The furnished holiday letting (FHL) tax regime is to be abolished from 6 April 2025 (1 April 2025 for companies). HMRC has recently published guidance on how this will work, although there is still some uncertainty.

From April 2025 FHLs and buy-to-lets will have the same tax treatment, with income and expenses from both pooled together. FHL finance costs will be restricted to a basic-rate tax deduction, although companies avoid this restriction.

Key changes

Unused FHL losses: These can be carried forward and set against future property income. This is quite generous: under the old regime, losses could only be relieved against future profits of the same FHL business.

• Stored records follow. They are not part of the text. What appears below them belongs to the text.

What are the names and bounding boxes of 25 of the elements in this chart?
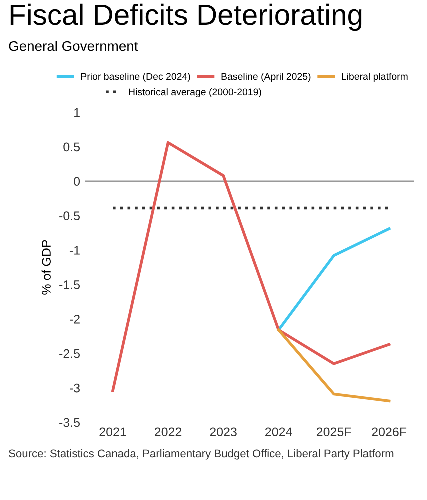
x-tick-label: 2024 <box>266 428 292 437</box>
legend-label: Liberal platform <box>342 72 408 82</box>
y-axis-title: % of GDP <box>42 240 51 295</box>
x-tick-label: 2023 <box>210 428 237 437</box>
x-tick-label: 2026F <box>372 428 407 437</box>
line-series <box>112 141 391 392</box>
y-tick-label: -0.5 <box>60 212 80 220</box>
chart-subtitle: General Government <box>9 41 138 52</box>
chart-title: Fiscal Deficits Deteriorating <box>10 4 362 32</box>
y-tick-label: 0.5 <box>64 142 80 152</box>
source-note: Source: Statistics Canada, Parliamentary Budget Office, Liberal Party Platform <box>9 449 394 460</box>
y-tick-label: -2 <box>70 314 80 324</box>
x-tick-label: 2021 <box>100 428 126 437</box>
y-tick-label: -3.5 <box>60 418 80 428</box>
y-tick-label: -3 <box>70 384 80 393</box>
x-tick-label: 2025F <box>316 428 352 437</box>
x-tick-label: 2022 <box>155 428 182 437</box>
legend-label: Prior baseline (Dec 2024) <box>81 72 190 82</box>
y-tick-label: 0 <box>74 177 80 186</box>
legend-label: Historical average (2000-2019) <box>129 88 262 98</box>
y-tick-label: -2.5 <box>60 349 80 358</box>
y-tick-label: -1.5 <box>60 280 80 290</box>
legend-label: Baseline (April 2025) <box>222 72 311 82</box>
y-tick-label: 1 <box>74 108 80 118</box>
y-tick-label: -1 <box>70 246 80 255</box>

Capital allowances: Where a FHL business has a pool of capital allowance expenditure, writing down allowances can continue to be claimed. Any new expenditure from April 2025 onwards will only be deductible where certain domestic items are being replaced (not the initial purchase cost).

Business asset disposal relief: Relief can still apply for three years after a business has ceased trading. However, the abolition of the FHL regime doesn’t count as cessation, so relief will not be available unless cessation actually takes place by 5 April 2025 (31 March 2025 for a company).

VAT: Despite the end of the FHL regime, rent from holiday accommodation will still be subject to VAT if the registration threshold is breached.

Trading activities?

Despite the repeal of the FHL regime, there will be a few letting businesses which continue to qualify as a trade. However, HMRC has declined to introduce a brightline test which would have clearly set out the distinction between property letting and trading activities.

Landlords of jointly let property need to be aware that the rules for sharing income will change. For buy-to lets, income is split 50:50 for husbands and wives or civil partners, unless the appropriate form is submitted to HMRC.